Angel is watching over the city as the sun sets on a hot August day. Anaheim PD’s Air Support Bureau is cruising at 1,200 feet above it all, and below, the streets are a safer place because of it.
Tactical Flight Officer Jay Poland monitors current calls and a mapping system on a laptop-sized computer screen, while Officer/Pilot Jimmy Elliott watches the gauges and flies the helicopter, nicknamed Angel. In short, one handles the police work and the other handles the flying, but either one can help the other if the situation calls for it.
“There’s so much more happening in the cockpit than someone flying a plane from point A to B,” says Poland.
In 2016, Air Support Bureau officers spent 2,425 hours above the city. With that much time in the air, Angel or her back-up can reach their FAA-required, every-100-hour maintenance check ups about every three weeks.
While no one will argue that an air support unit is cheap, all that time in the air does create an impact as significant as when police departments first switched from the horse and carriage to automobiles in the early 20th Century. The amount of man hours and manpower saved, as well as increased effectiveness, is easy to put into words.
“Studies say we’re equal to 20 cops,” says Sgt. Bryan Santy. “We get there first because we don’t have to fight traffic. We get people before they get away.”
Air Support was first at the scene 66 percent of the time last year and initiated 28 arrests, very much in keeping with their average. They assisted in another 626 arrests, including 45 pursuits.
Officers in a helicopter generally orbit near the center of the city at approximately 75 miles per hour, allowing them to be at the scene of any call within about one minute. It’s an ability that not only helps officers, for example, spot suspects fleeing the scene of a robbery and keep an eye on them before they disappear, but can also spare other officers from having to respond to a call that ends up being nothing.
“We could have them chasing speeding cars all day, but we don’t want to overtax ground units,” Poland says. Air Support was able to cancel more than 360 calls last year. “It really matters to the guys on the ground that we can do that.”
If someone is lost in the local hills and can still talk on a phone, it’s relatively easy for Air Support to find them. If someone is trying to hide in those same hills, as was recently the case, it takes a bit more work, but FLIR thermal imaging cameras attached to the bottom of the helicopters helped locate 28 people last year. Regardless, Air Support can slash hours — even days — off the time it takes to locate, rescue or capture people.

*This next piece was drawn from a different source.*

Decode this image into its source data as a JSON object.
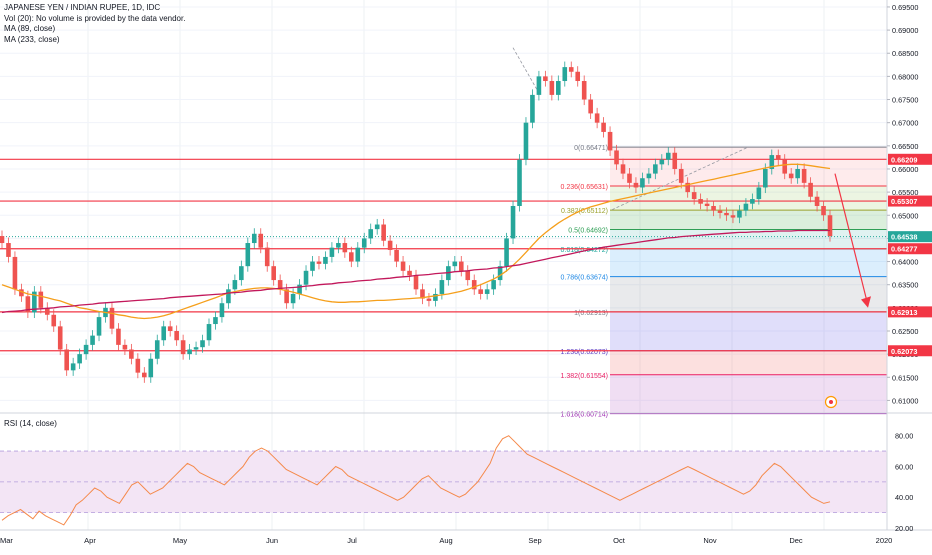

If your car was the thing that was lost, Air Support might have helped with that, too. There were 56 LoJack-equipped vehicles located in 2016, resulting in 30 arrests.

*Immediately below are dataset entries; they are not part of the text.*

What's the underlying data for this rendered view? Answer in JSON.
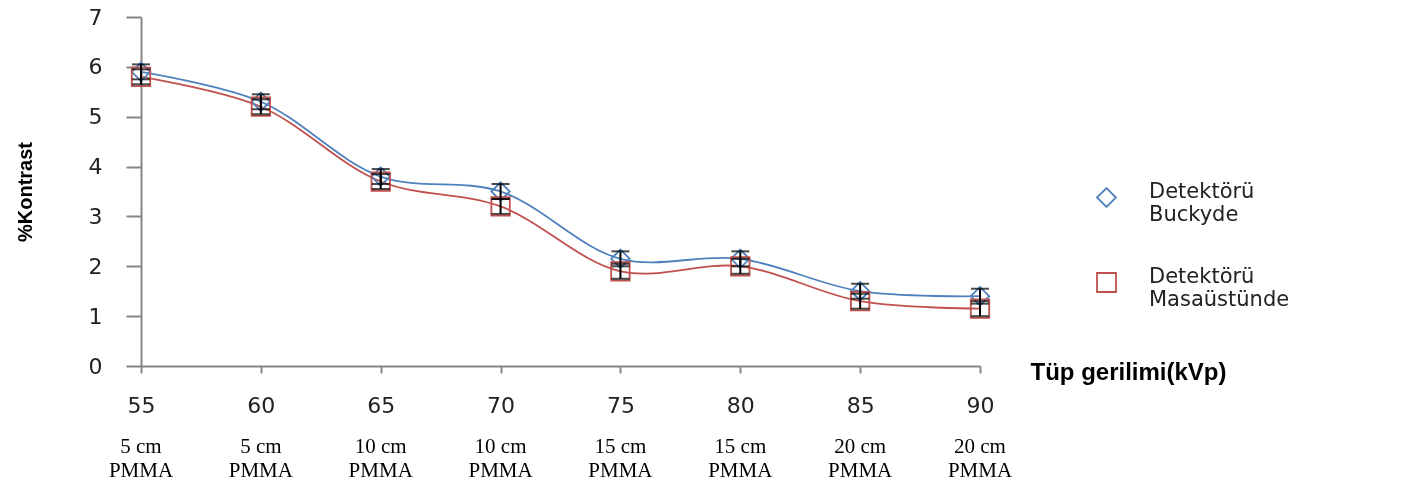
{
  "chart_data": {
    "type": "line",
    "xlabel": "Tüp gerilimi(kVp)",
    "ylabel": "%Kontrast",
    "categories": [
      "55\n5 cm\nPMMA",
      "60\n5 cm\nPMMA",
      "65\n10 cm\nPMMA",
      "70\n10 cm\nPMMA",
      "75\n15 cm\nPMMA",
      "80\n15 cm\nPMMA",
      "85\n20 cm\nPMMA",
      "90\n20 cm\nPMMA"
    ],
    "ylim": [
      0,
      7
    ],
    "yticks": [
      0,
      1,
      2,
      3,
      4,
      5,
      6,
      7
    ],
    "legend": "right",
    "line_style": "solid",
    "series": [
      {
        "name": "Detektörü Buckyde",
        "color": "#4f81bd",
        "marker": "diamond",
        "values": [
          5.9,
          5.3,
          3.8,
          3.5,
          2.15,
          2.15,
          1.5,
          1.4
        ],
        "errors": [
          0.15,
          0.15,
          0.15,
          0.15,
          0.15,
          0.15,
          0.15,
          0.15
        ]
      },
      {
        "name": "Detektörü Masaüstünde",
        "color": "#c0504d",
        "marker": "square",
        "values": [
          5.8,
          5.2,
          3.7,
          3.2,
          1.9,
          2.0,
          1.3,
          1.15
        ],
        "errors": [
          0.15,
          0.15,
          0.15,
          0.15,
          0.15,
          0.15,
          0.15,
          0.15
        ]
      }
    ]
  }
}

Angel is a sophisticated aircraft and an upgrade from previous helicopters. She is bigger, more powerful and equipped with lighter and better equipment than previous APD aircraft.
It has a brighter spotlight, but Angel’s imaging abilities can see as far as five miles away and tell Poland or Elliott in pitch darkness if the person on the ground is male or female and if they’re lying on their right or left side. The loudspeaker can now clearly be understood over the sound of the engine from 1,500 feet below, telling a suspect to surrender before a police K9 is sent in.
Then there’s the human element. Despite the cutting-edge tech, both Elliott and Poland know the city so well, they can often spot with their own eyes if something is wrong.
“We all start out as cops,” Poland says of the extensive training required to sit in Angel’s front seats. “You can teach a cop to be a pilot, but it’s a lot harder to teach a pilot to be a cop.”
Trainees will spend six months in observation before they even get a chance to actually do any test flights.
Back on the ground at the Air Support Facility in Fullerton, the two officers refuel Angel from an underground tank and head back into their building for some paperwork. Each half of their job has its own rewards. They love being in the air, but the office is quiet and the camaraderie is strong.
“It’s a neat environment,” Poland says. “But you go home tired and satisfied. What a great job this is.”